I have decided to include assimilation as a term, because I have heard it mentioned numerous times in reference to Sharia Law. Assimilation is the idea that the “outsiders” are to be absorbed into the dominant culture, including their beliefs and customs. Many news personnel have used this word to present an implausible solution for Islamic immigrants in dealing with the opposition against them. Calling for an entire culture and religion to assimilate into “Western Life” seems strangely unfair to me. And who's to say they aren't already assimilated?
I am also considering both Orientalism and/or The Mark of the Plural. These terms have similar definition and for purpose of simplicity I would like to choose one, but we’ll see what happens.
Orientalism is a way of regarding the Orient. It is a constellation of false assumptions underlying the Western attitude toward the Middle East. Orientalism has a huge impact on this situation. The American prejudice against the Arab world has been emphasized tremendously throughout the news coverage. Our political leaders are assuming that those of the Islamic faith will practice Sharia Law in a way that will violate our laws. Yet, this hasn’t occurred before. They are basing this piece of legislator off of the extreme actions of a few Islamic countries, even though this is not the norm. Most individuals practice Sharia Law in a peaceful, nonthreatening way. But because we have only seen the extreme side of Sharia (body parts removed, stoning, executions) displayed in the media, we assume that all Muslims follow it in the same way. That’s like assuming all Christians carry out their Sunday services in the same manner, which we all know is not true. Yet, we’ve orientalized these people to the point that they “are all the same”, which leads into the Mark of the Plural.
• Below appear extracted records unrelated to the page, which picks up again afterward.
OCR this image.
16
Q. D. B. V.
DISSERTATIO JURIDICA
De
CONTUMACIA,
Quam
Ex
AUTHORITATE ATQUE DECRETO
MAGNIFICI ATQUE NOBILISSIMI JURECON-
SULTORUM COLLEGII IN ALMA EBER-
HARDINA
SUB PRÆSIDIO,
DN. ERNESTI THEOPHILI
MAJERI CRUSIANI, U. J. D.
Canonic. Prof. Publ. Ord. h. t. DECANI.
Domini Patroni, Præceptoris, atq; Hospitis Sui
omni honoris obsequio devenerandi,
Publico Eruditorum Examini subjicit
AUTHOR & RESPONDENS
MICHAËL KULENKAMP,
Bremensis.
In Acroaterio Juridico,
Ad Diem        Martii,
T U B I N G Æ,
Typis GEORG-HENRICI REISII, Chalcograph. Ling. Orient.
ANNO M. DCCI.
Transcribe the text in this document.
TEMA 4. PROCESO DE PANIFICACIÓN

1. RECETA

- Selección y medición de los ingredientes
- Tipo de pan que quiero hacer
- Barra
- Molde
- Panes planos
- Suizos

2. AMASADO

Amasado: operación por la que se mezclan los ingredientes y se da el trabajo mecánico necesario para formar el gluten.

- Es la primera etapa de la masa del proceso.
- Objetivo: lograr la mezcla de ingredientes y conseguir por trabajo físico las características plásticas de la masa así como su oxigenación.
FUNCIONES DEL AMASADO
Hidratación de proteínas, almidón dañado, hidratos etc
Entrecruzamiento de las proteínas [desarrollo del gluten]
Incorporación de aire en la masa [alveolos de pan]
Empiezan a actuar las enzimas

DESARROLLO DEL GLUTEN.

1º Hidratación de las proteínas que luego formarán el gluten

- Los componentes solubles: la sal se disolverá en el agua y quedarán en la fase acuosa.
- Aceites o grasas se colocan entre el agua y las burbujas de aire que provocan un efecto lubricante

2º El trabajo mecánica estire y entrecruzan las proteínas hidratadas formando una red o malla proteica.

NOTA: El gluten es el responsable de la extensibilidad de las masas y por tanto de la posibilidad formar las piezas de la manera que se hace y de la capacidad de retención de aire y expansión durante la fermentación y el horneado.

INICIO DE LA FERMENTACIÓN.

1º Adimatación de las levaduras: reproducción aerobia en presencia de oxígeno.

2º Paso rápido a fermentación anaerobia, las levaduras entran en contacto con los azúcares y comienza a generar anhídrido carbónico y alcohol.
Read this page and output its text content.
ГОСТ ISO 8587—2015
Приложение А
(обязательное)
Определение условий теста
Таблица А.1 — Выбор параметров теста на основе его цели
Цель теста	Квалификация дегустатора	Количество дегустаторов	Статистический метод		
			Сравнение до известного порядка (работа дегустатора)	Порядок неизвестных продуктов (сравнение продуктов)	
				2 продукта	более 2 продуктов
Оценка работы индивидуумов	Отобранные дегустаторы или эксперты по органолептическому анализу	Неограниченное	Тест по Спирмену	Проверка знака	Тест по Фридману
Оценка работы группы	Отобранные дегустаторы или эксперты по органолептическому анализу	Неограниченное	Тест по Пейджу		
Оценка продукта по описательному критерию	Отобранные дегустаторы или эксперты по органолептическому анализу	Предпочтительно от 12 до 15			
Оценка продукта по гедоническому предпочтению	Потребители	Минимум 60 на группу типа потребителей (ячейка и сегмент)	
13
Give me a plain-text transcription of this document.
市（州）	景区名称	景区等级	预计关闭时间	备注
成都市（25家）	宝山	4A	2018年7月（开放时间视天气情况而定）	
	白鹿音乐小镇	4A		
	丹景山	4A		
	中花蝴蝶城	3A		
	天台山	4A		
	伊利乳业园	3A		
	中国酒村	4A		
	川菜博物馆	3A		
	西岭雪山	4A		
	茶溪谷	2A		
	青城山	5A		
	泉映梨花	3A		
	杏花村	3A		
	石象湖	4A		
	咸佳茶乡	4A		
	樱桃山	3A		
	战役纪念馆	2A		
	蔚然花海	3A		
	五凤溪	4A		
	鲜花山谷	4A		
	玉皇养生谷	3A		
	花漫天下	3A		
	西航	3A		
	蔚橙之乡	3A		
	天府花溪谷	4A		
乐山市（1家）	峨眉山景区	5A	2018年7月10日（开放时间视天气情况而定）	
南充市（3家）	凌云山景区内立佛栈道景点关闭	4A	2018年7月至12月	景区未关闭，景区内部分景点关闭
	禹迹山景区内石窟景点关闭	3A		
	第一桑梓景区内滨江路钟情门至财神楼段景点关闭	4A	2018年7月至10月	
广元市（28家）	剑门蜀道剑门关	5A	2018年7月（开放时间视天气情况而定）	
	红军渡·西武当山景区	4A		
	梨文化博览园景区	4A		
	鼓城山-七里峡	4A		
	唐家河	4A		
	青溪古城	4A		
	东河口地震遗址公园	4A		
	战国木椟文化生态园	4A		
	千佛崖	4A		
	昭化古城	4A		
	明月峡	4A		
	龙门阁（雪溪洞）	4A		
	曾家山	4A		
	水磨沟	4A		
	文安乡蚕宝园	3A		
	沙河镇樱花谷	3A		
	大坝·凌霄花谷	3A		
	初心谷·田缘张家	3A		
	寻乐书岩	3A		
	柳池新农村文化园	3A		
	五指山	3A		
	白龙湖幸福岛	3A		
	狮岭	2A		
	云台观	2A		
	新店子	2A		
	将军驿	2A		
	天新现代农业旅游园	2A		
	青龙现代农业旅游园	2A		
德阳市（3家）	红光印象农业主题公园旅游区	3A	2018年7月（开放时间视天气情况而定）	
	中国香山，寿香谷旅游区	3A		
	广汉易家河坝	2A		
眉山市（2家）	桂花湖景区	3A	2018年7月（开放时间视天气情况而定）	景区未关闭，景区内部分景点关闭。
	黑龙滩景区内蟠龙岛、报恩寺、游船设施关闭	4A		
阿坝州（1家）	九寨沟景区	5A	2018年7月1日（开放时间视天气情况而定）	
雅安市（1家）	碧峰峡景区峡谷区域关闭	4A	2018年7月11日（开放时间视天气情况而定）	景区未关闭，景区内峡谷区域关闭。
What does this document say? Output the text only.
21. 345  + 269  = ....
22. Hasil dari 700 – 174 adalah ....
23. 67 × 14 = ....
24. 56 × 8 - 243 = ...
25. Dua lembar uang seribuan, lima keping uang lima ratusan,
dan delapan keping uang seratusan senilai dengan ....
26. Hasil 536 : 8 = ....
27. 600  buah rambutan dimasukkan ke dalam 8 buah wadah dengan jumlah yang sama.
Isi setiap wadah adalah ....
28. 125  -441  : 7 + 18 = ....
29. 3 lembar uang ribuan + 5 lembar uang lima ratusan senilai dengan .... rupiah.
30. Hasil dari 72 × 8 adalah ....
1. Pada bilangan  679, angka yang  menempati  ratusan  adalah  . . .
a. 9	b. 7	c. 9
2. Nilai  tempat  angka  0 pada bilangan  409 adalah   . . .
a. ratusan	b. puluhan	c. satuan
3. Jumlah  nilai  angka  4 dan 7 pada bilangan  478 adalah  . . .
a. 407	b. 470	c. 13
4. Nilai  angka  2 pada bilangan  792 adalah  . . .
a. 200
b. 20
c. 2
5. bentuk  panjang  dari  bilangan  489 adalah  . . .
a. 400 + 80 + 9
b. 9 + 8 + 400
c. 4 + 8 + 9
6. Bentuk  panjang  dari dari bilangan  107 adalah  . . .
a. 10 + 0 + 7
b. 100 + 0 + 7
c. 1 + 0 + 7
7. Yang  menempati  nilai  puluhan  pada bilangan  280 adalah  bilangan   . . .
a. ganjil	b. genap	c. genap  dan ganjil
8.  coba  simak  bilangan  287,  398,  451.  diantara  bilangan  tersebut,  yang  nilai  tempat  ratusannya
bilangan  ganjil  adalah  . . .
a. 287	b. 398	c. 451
The Mark of the Plural is the idea that the colonized is never characterized in an individual manner. He/She is only referred to collectively. “They are this” and “They are all the same”. More than likely, I will just stick with assimilation and orientalism, but I would like to keep my options open. The Mark of the Plural applies to this situation in the way that our leaders are assuming that all Muslims practice their religion to the same extent. Sharia Law is much like the moral standard that the Bible leaves for Christians to follow. Do we all interpret and follow the Bible in the same way? No. So, why should we assume that all Muslims are the same?